Quadrangle slams Rattner

The firm has accused its departed co-founder of 'unethical' conduct in a pension pay-to-play scandal. Rattner denies the accusation.

Quadrangle Group has accused its departed co-founder, Steve Rattner, of behaving in an “inappropriate, wrong and unethical” manner when he hired political fixer Hank Morris to solicit the New York Common Retirement Fund for a commitment.

Quadrangle agreed Thursday to pay New York Attorney General Andrew Cuomo $7 million to settle its role in a massive pension pay-to-play investigation. Morris and former New York Common chief investment officer David Loglisci are the alleged ringleaders in the scheme.

Also Thursday, Quadrangle agreed to pay the US Securities and Exchange Commission $5 million to settle its case with the federal agency. The SEC has accused Quadrangle of participating in the scheme.

Cuomo’s agreement with Quadrangle “expressly does not cover” Rattner, Cuomo said in a statement.

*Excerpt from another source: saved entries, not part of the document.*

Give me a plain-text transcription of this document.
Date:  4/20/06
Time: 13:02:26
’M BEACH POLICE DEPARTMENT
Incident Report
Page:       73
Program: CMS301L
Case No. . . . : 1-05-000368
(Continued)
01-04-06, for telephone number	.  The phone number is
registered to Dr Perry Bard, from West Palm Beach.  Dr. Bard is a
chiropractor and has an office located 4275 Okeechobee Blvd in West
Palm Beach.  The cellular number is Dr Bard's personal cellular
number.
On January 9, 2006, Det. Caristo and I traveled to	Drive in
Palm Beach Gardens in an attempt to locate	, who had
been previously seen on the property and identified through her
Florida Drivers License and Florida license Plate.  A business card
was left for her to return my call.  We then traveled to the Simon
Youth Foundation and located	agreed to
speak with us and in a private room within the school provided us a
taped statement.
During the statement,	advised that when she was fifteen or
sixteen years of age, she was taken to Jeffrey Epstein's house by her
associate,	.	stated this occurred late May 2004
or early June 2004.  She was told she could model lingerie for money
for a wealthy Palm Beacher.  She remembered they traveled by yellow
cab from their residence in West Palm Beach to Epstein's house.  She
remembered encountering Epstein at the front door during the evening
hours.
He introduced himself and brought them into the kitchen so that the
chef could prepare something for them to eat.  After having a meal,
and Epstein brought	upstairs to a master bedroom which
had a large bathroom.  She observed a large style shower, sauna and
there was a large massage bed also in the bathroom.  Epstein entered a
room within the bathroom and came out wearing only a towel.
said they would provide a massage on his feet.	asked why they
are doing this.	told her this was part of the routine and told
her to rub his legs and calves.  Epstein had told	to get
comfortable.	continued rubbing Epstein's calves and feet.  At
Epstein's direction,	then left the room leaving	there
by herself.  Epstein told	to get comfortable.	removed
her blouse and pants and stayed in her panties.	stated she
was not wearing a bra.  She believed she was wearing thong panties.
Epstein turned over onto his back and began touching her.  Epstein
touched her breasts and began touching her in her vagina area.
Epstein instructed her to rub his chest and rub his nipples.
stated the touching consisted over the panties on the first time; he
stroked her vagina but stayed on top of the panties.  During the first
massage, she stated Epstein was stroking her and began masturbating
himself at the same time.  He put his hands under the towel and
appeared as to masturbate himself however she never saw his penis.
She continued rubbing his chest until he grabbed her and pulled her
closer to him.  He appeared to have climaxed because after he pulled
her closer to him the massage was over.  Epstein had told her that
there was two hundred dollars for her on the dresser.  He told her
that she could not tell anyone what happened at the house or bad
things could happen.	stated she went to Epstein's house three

“We wholly disavow the conduct engaged in by Steve Rattner, who hired the New York State Comptroller’s political consultant, Hank Morris, to arrange an investment from the New York State Common Retirement Fund,” Quadrangle said in a statement.


“That conduct was inappropriate, wrong and unethical,” the firm said.

Rattner, through his attorney Jamie Gorelick, has denied the accusations. “Mr. Rattner does not agree with the characterization of events released today, including those contained in Quadrangle’s statement,” Gorelick said in a statement. “Mr. Rattner shares with the New York attorney general the goal of eliminating public pension fund practices that are not in the public interest. He looks forward to the full resolution of this matter.”

Quadrangle hired Morris to increase the commitment from New York Common from $25 million to $100 million. In the middle of the commitment negotiations, Quadrangle also arranged a DVD distribution deal for a movie produced by the brother of Loglisci. It’s not clear what the timeframe on this situation was, and the attorney general’s office did not respond to questions as of press time.

Quadrangle has also been investigated by the New York City pension system, which is trying to determine if the firm “intentionally misled or deceived” the pension by not disclosing payments to an investment firm affiliated with Morris. The city pension system committed $85 million to Quadrangle in 2005, and $40 million in 2006.

Along with Quadrangle, Cuomo also received agreement from GKM Newport Generation Capital Services, which will pay $1.6 million; Jon Silvan, the chief executive officer of political consulting firm Global Strategy Group, will pay $2 million; California lobbyist Platinum Advisors, which will pay $500,000 and unlicensed placement agent Kevin McCabe, who will pay $715,000.

Cuomo has so far reached agreement with 13 investment firms, including The Carlyle Group, Riverstone, Pacific Corporate Group and Levine Leichtman Capital Partners, which have agreed to pay more than $100 million to settle their cases with Cuomo in the investigation. Cuomo has also reached agreements with several individuals, bringing total payments to more than $130 million.

Six people so far have been charged in the case, including Morris, Loglisci, Ray Harding, former head of the New York Liberal Party, investment advisor Saul Meyer and hedge fund manager Barrett Wissman.